On en parlait il y a quelques jours, quand l'Argentine avait glissé trois Marseillais dans sa liste pour le Mondial. Notre capitaine en tête, fier comme tout. Et puis voilà. Une séance d'entraînement, un mollet qui lâche, et le rêve qui s'écroule avant même d'avoir commencé. Leonardo Balerdi ne disputera pas la Coupe du monde 2026.

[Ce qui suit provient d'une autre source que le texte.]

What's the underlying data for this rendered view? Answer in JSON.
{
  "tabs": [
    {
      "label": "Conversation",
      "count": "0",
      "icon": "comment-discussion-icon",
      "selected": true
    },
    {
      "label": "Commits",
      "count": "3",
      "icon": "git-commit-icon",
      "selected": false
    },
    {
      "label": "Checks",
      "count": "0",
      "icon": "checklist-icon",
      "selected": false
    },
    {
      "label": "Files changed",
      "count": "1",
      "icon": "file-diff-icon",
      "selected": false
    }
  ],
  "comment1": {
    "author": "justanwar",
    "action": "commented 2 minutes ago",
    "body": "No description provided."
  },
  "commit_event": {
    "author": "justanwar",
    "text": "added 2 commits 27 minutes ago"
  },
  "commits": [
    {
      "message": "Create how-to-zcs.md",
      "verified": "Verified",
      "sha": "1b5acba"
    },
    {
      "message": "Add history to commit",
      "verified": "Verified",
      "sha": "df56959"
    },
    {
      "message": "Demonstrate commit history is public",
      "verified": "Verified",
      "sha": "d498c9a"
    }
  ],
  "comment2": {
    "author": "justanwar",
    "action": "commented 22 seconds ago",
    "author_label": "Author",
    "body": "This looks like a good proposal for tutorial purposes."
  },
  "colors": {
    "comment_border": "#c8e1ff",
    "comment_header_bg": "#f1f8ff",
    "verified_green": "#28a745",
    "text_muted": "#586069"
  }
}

Le diagnostic est tombé : lésion musculaire au mollet droit, contractée vendredi soir lors du dernier entraînement de l'Albiceleste. Deux à trois semaines d'indisponibilité, d'après la presse argentine. Sur le papier, ça laissait une fenêtre pour revenir en cours de tournoi. Sauf que Lionel Scaloni n'a pas voulu jouer avec le feu. Quand on est champion du monde en titre et qu'on a 55 présélectionnés sous la main, on ne s'embarrasse pas d'un défenseur diminué. Le sélectionneur va donc remplacer Balerdi avant l'entrée en lice face à l'Algérie, le 17 juin.

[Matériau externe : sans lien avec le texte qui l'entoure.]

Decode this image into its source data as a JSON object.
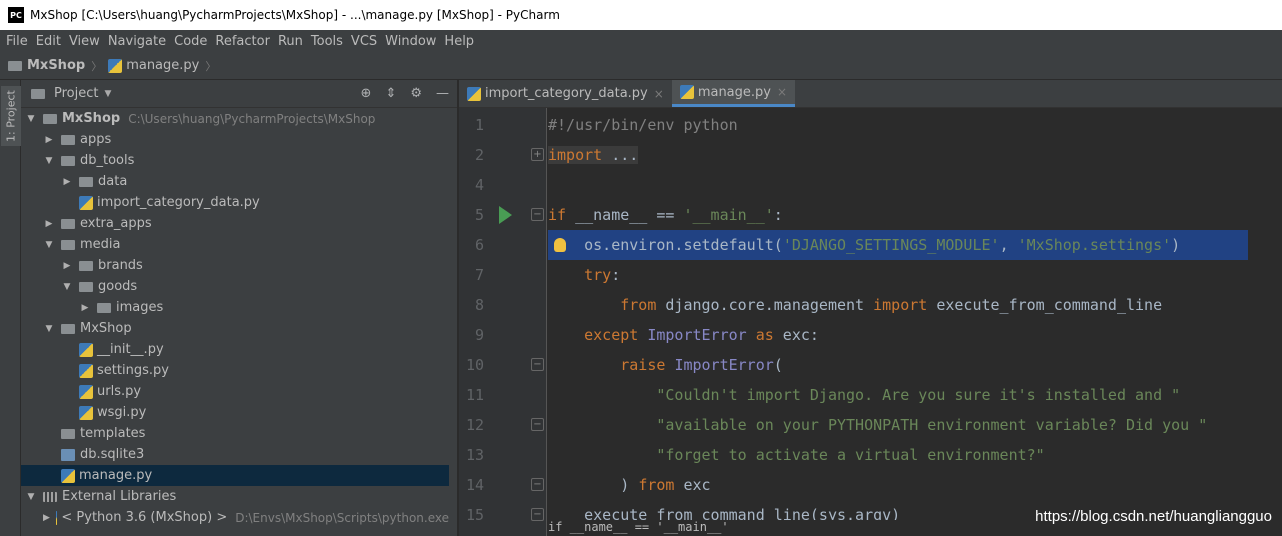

Onze sélections au compteur, et un Mondial qui passe sous le nez. Pour un gamin qui a tout donné pour gagner sa place chez les Bleu et Blanc d'Argentine, ça pique. On sait ce que ça représente, nous, de rater le rendez-vous d'une vie sur une blessure bête. On l'a vu trop de fois.
Ce qui rend la chose encore plus rageante, c'est le contexte. Parce que cette saison, Balerdi a été énorme. Arrivé en prêt sans aucune certitude, reparti chercher ses affaires à Dortmund, puis revenu s'installer pour de bon : le bonhomme s'est construit sous nos yeux. Brassard sur le bras, 33 matchs cette année, une moyenne solide et cette hargne d'Argentin qui mord dans chaque duel. Le patron de la défense, tout simplement. Celui qu'on voulait justement voir briller sur la plus grande scène, pour rappeler au monde que le capitaine de l'OM, ça compte.